Conformément à l’article 64 de son règlement intérieur, le Comité doit décider si la communication est recevable au regard du Protocole facultatif. En application du paragraphe 4 de l’article 72, il doit prendre cette décision avant de se prononcer sur le fond de la communication.

Le Comité prend note du fait que l’État partie affirme que la plainte de l’auteure constitue une actio popularis, puisque l’intéressée n’affirme pas être victime d’une violation individuelle mais conteste le système juridique dans son ensemble et tel qu’il s’applique aux autres, et que la communication devrait être déclarée irrecevable pour ce motif. Il note également que, selon l’auteure, le fait de fournir une explication du cadre juridique applicable ne fait pas de sa communication une actio popularis, d’autant plus qu’elle explique comment elle est personnellement et directement concernée par la législation. Il rappelle, à cet égard, qu’en application de l’article 2 du Protocole facultatif, des communications peuvent être présentées par des particuliers relevant de la juridiction d’un État partie « qui affirment être victimes d’une violation par cet État partie d’un des droits énoncés dans la Convention » et qu’une personne ne peut être victime que si elle est effectivement touchée. Autrement dit, nul ne peut, dans l’abstrait et par voie d’actio popularis, contester une loi ou une pratique qui serait contraire à la Convention. En l’espèce, le Comité fait observer que l’auteure ne présente le cadre juridique qu’à titre d’information générale pour l’aider à expliquer sa situation personnelle et la manière dont il influence ses arguments. Il considère donc que la communication ne constitue pas une actio popularis et que les faits tels qu’ils ont été présentés ne l’empêchent pas de déclarer la communication recevable à cet égard.

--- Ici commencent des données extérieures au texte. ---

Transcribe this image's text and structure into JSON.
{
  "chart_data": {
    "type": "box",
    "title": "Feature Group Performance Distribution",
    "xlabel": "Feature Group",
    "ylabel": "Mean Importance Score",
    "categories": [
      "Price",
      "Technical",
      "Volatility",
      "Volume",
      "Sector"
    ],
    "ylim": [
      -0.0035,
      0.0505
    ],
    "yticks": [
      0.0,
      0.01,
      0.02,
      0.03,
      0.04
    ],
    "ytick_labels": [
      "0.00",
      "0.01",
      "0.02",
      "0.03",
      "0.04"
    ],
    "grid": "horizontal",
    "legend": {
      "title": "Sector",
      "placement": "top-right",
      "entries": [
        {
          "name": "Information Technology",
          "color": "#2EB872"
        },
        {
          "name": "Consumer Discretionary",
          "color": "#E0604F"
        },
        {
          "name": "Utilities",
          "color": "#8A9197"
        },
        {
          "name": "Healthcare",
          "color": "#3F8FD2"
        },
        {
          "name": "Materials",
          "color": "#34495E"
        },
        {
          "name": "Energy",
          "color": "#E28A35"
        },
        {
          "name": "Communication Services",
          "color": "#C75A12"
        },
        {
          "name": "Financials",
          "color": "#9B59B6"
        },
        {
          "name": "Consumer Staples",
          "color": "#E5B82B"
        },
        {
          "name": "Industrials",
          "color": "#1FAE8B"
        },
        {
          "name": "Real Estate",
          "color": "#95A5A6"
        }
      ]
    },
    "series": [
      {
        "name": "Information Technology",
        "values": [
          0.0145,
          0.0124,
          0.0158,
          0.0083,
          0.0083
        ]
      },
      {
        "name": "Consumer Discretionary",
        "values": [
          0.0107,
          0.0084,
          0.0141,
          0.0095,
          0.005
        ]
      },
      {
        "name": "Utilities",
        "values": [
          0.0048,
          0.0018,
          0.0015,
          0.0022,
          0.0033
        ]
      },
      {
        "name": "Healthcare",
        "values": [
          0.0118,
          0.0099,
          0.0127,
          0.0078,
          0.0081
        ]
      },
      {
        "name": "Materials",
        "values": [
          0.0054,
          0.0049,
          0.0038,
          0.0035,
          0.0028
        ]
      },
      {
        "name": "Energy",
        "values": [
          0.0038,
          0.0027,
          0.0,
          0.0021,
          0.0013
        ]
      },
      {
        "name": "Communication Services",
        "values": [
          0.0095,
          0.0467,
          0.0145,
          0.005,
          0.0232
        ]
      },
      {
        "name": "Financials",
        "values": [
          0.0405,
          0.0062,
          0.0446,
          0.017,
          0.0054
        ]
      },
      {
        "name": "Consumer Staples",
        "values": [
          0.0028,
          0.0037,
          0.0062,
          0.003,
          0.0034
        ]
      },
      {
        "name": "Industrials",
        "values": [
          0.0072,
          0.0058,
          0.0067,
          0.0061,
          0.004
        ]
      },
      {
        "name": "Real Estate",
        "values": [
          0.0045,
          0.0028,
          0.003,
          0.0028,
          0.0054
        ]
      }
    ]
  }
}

Le Comité rappelle qu’aux termes du paragraphe 1 de l’article 4 du Protocole facultatif, il n’examine aucune communication sans avoir vérifié que tous les recours internes ont été épuisés, à moins que la procédure de recours n’excède des délais raisonnables ou qu’il soit improbable que le requérant obtienne réparation par ce moyen. Il prend note de l’argument de l’État partie selon lequel l’affaire de l’auteure fait toujours l’objet d’une enquête ou est en instance devant les autorités nationales. Toutefois, il note aussi que l’auteure affirme avoir épuisé tous les recours internes qui auraient pu aboutir à une réparation satisfaisante dans un délai raisonnable. Comme le concède l’État partie, l’auteure a porté l’affaire devant le Bureau du Procureur de Bosnie-Herzégovine en 2009 et fait appel le 4 juin 2014 devant la Cour constitutionnelle, qui a également reconnu, dans sa décision du 17 février 2016, que « la procédure d’enquête avait été lente et peu concluante ».

Le Comité souligne également que l’auteure a soumis ses informations complémentaires le 30 avril 2020 et a indiqué que la Cour constitutionnelle avait rejeté sa plainte concernant sa demande d’admission au statut de victime civile d’un conflit armé en vertu de la loi. Bien que l’auteure ait été admise au statut de victime de violences sexuelles liées au conflit le 8 février 2019 en vertu de la loi de la Republika Srpska, le Comité prend également note de l’affirmation de l’auteure selon laquelle le montant de la pension n’est pas proportionnel à la gravité du crime et du préjudice qu’elle a subi et n’est donc pas pleinement effectif.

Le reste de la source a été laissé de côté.